Though the Vatican has never confirmed the authenticity of that memorandum, it’s never denied it either. In it, Peña Parra describes Perlasca as the key figure in a system within the Secretariat of State intended to pressure top officials into making hasty decisions about financial matters, effectively rubber-stamping decisions already made.
“It’s a mechanism in which the superior is put under pressure, pushing him to act quickly and predicting catastrophe, such as, ‘If you don’t sign immediately, you risk losing a lot of money,’ ‘We don’t have an alternative,’ ‘Don’t worry, the practice is fine,’ and ‘This is only a formality’,” Peña Parra wrote.

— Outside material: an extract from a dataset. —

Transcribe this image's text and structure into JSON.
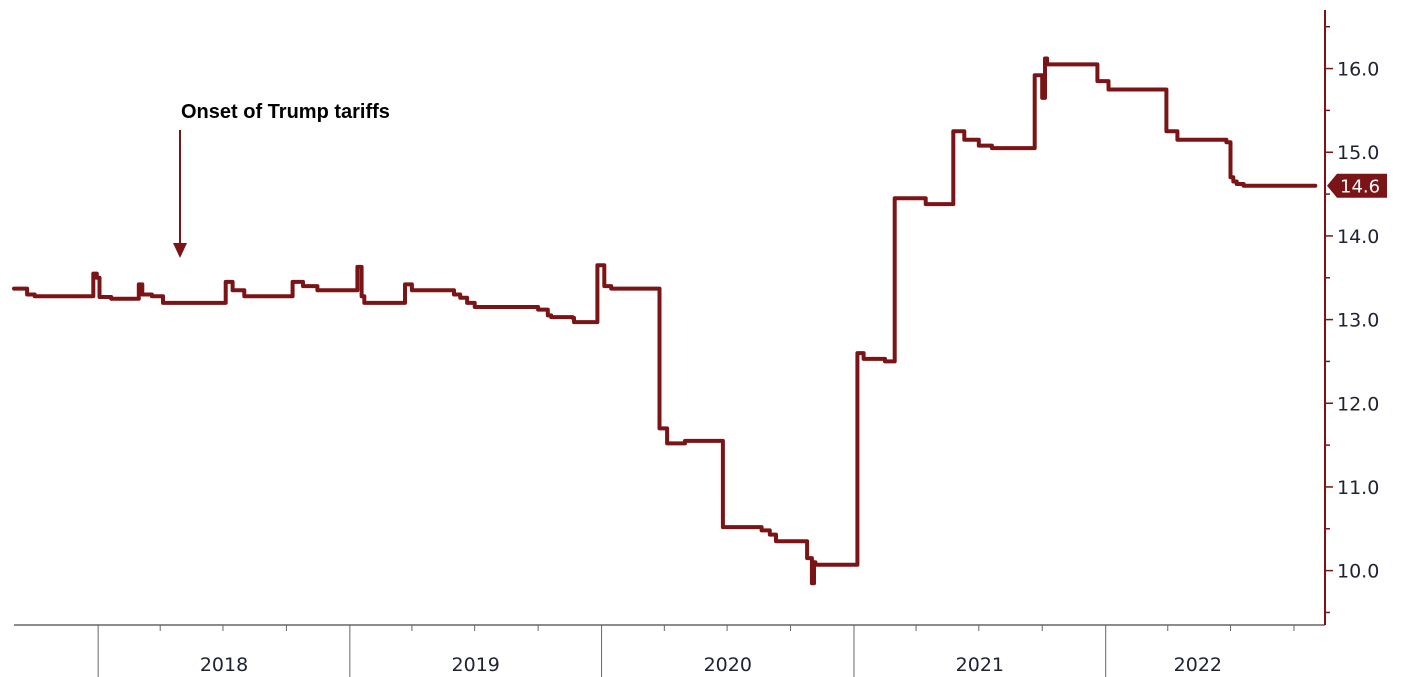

With regard to the star witness, Peña Parra said, “In daily meetings with Monsignor Perlasca, in response to my request for explanations he provided incomplete or partial information that were limited to attempts to justify operations that were already underway.”
Perhaps most damningly, the Peña Parra memo asserts that Perlasca himself signed two key documents authorizing the London deal “before the question had been submitted to the attention of the Secretary of State or the Holy Father,” meaning, effectively, that Peña Parra had presented his superiors with a fait accompli.
Should Peña Parra confirm those claims during examination at the trial, it could cast additional doubt on the credibility of Perlasca’s testimony, which has already been damaged, among other things by revelations that he was indirectly coached by Francesca Immacolata Chaouqui, an Italian PR consultant previously convicted of leaking confidential documents in the Vatileaks 2.0 scandal.
Speaking of Chaouqui, the Vatican tribunal also ruled Thursday that she will not testify again as originally planned on Feb. 16, after her first appearance at the trial Jan. 13. She had appeared along with Genoveffa Ciferri, a former analyst for the Italian Secret Service and a longtime personal friend of Perlasca, to discuss how Chaouqui and Ciferri had advised Perlasca in preparing several audio recordings he provided to prosecutors.
In effect, Chaouqui and Ciferri contradicted each other on virtually every point, making it impossible to know who was telling the truth. The president of the Vatican tribunal, veteran Italian jurist Giuseppe Pignatone, recognized as much, holding that further testimony from the pair would be “useless.”
“By now, their contrasting respective positions have been crystallized in repeated depositions,” Pignatone ruled.
On another front, the court also ruled that the current bishop of Ozieri in Sardinia and one of his predecessors will be called as witnesses, since Becciu is also charged with illicitly funneling Vatican money to charities in Ozieri run by his brother, who will also testify.
During Thursday’s hearing, Becciu replied to the claims of another former bishop of Ozier, Sergio Pinto, who died in December 2020, and who left behind personal papers in which he accused Becciu and other Vatican officials of “heavy interference” in the diocese. Becciu insisted there was no such pressure, insisting that Pinto never had any complaints until an unspecified personal incident caused a change of heart.